A questão do confinamento deve ser abordada por esse ângulo. As medidas de restrição adotadas desde cedo pelos nossos Estados nos permitem retardar a progressão da pandemia e nos preparar melhor. No entanto, elas não vão conter a contaminação, sobretudo em nossos bairros densamente povoados ou em espaços compartilhados de convivência. Além disso, elas terão um impacto econômico e social muito pesado sobre as pessoas que dependem de trabalhos diários para sobreviver.
 
Portanto, é essencial que essa abordagem seja revista, para que nossos concidadãos sobrevivam e que todos possam reforçar as medidas básicas de prevenção: lavar as mãos regularmente, ter boas práticas de higiene ao espirrar ou tossir e respeitar o distanciamento físico, além do uso de máscaras. As populações devem receber ajuda, elas devem ter os meios necessários para conseguirem implementar as medidas de proteção. Na Costa do Marfim, por exemplo, as equipes de MSF iniciaram a produção local de máscaras de pano para distribuir às pessoas. “Eu te protejo, você me protege”: assim, também incentivamos a solidariedade local para responder à pandemia.

Informar e conscientizar é a chave para combater uma epidemia. É um direito das populações e um dever nosso, como médicos e pesquisadores.

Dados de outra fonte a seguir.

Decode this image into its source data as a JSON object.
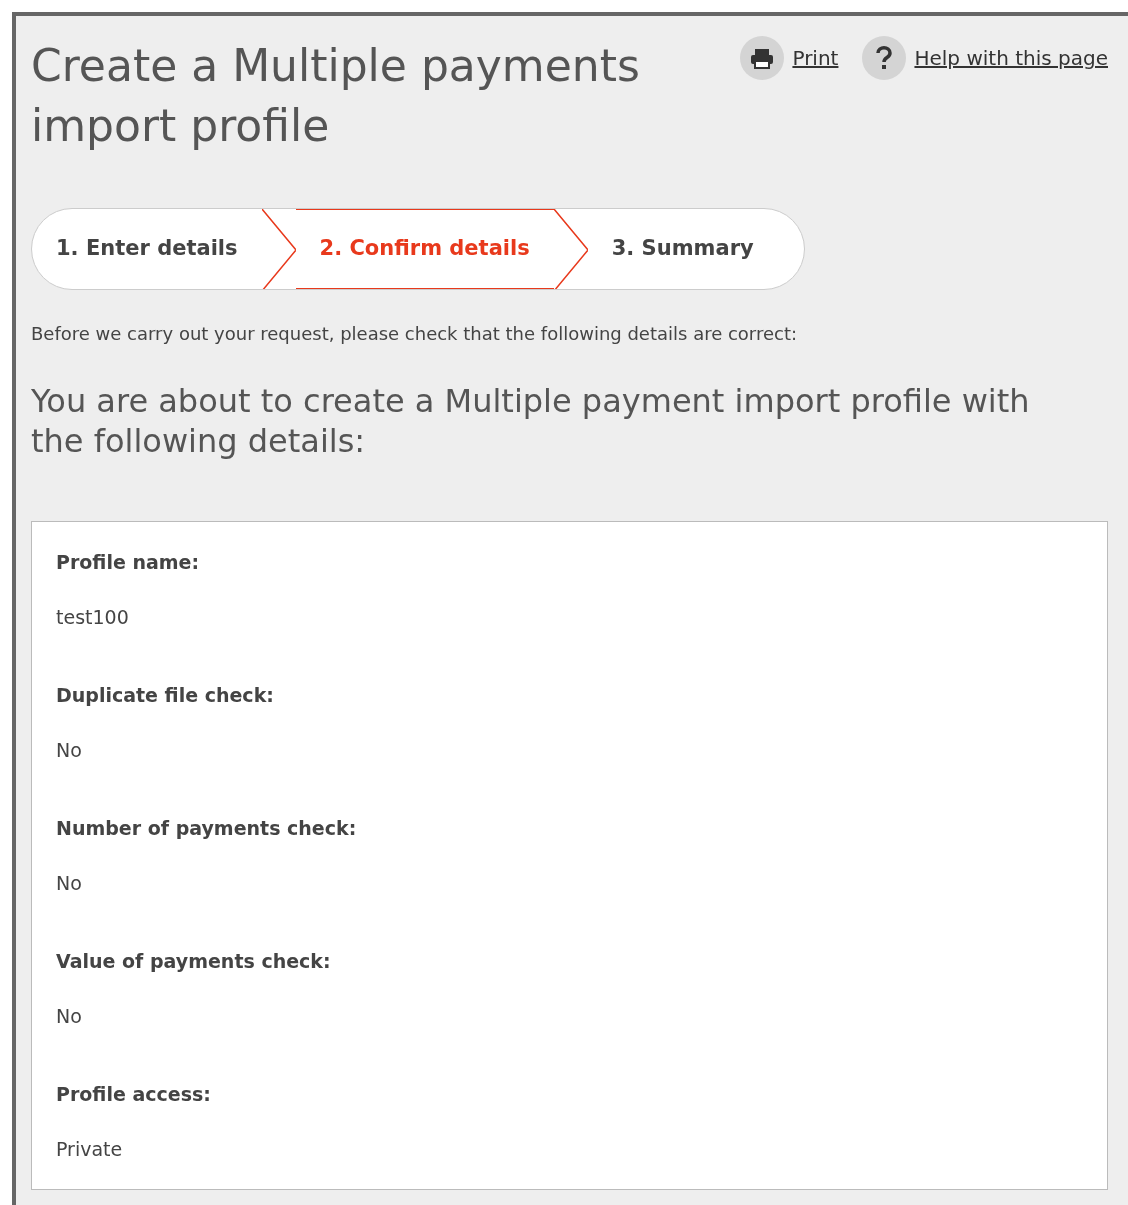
{
  "title": "Create a Multiple payments import profile",
  "links": [
    {
      "label": "Print",
      "kind": "print"
    },
    {
      "label": "Help with this page",
      "kind": "help"
    }
  ],
  "steps": [
    {
      "label": "1. Enter details",
      "selected": false
    },
    {
      "label": "2. Confirm details",
      "selected": true
    },
    {
      "label": "3. Summary",
      "selected": false
    }
  ],
  "intro": "Before we carry out your request, please check that the following details are correct:",
  "heading": "You are about to create a Multiple payment import profile with the following details:",
  "details": [
    {
      "label": "Profile name:",
      "value": "test100"
    },
    {
      "label": "Duplicate file check:",
      "value": "No"
    },
    {
      "label": "Number of payments check:",
      "value": "No"
    },
    {
      "label": "Value of payments check:",
      "value": "No"
    },
    {
      "label": "Profile access:",
      "value": "Private"
    }
  ]
}
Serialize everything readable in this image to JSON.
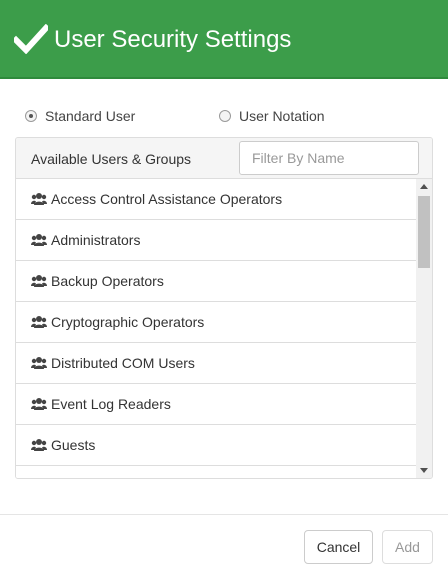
{
  "header": {
    "title": "User Security Settings",
    "icon": "checkmark-icon",
    "background_color": "#3c9d4a"
  },
  "mode": {
    "options": [
      {
        "label": "Standard User",
        "selected": true
      },
      {
        "label": "User Notation",
        "selected": false
      }
    ]
  },
  "panel": {
    "title": "Available Users & Groups",
    "filter_placeholder": "Filter By Name",
    "filter_value": ""
  },
  "groups": [
    {
      "label": "Access Control Assistance Operators",
      "icon": "users-icon"
    },
    {
      "label": "Administrators",
      "icon": "users-icon"
    },
    {
      "label": "Backup Operators",
      "icon": "users-icon"
    },
    {
      "label": "Cryptographic Operators",
      "icon": "users-icon"
    },
    {
      "label": "Distributed COM Users",
      "icon": "users-icon"
    },
    {
      "label": "Event Log Readers",
      "icon": "users-icon"
    },
    {
      "label": "Guests",
      "icon": "users-icon"
    },
    {
      "label": "",
      "icon": ""
    }
  ],
  "footer": {
    "cancel_label": "Cancel",
    "add_label": "Add",
    "add_enabled": false
  }
}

Precisamos estabelecer uma relação de confiança com os nossos conterrâneos. Isso significa que temos o dever de sermos transparentes sobre o que estamos fazendo, ainda mais aqui, vendo a velocidade com que as notícias falsas circulam.

Sim, vacinamos populações de maneira preventiva. Sim, participamos de ensaios clínicos sobre tratamentos e vacinas. Nós fazíamos isso antes da COVID-19 e continuaremos fazendo depois – assim espero –, porque é um ato de saúde pública essencial para proteger as populações de doenças como sarampo, meningite ou Ebola.

Por exemplo, a vacina MenAfrivac, contra a meningite A, foi introduzida em 2009, após vários anos de ensaios clínicos. As campanhas de vacinação em massa são realizadas há 10 anos e não houve mais nenhum surto de meningite A na região desde então. Alguns dos nossos leitores talvez sejam jovens demais para lembrar, mas a maioria deles se beneficiou disso.  

Vamos ter um canal de diálogo direto com as populações, para evitar qualquer desconfiança. Incentivemos a solidariedade global a ir contra qualquer rejeição do outro ou qualquer discriminação, principalmente quando se trata do acesso a tratamento e vacinas, caso estejam disponíveis. Se queremos que o maior número possível de pessoas complete esta corrida a distância, isso é mais do que necessário.

Médicos Sem Fronteiras (MSF) é uma organização humanitária internacional que leva assistência médica de emergência a pessoas afetadas por conflitos armados, epidemias, desastres naturais e excluídas do acesso à saúde. MSF trabalha na Nigéria desde 1996 e atualmente nossas equipes estão em Benue, Borno, Ebonyi, Jigawa, Rivers, Sokoto e Zamfara.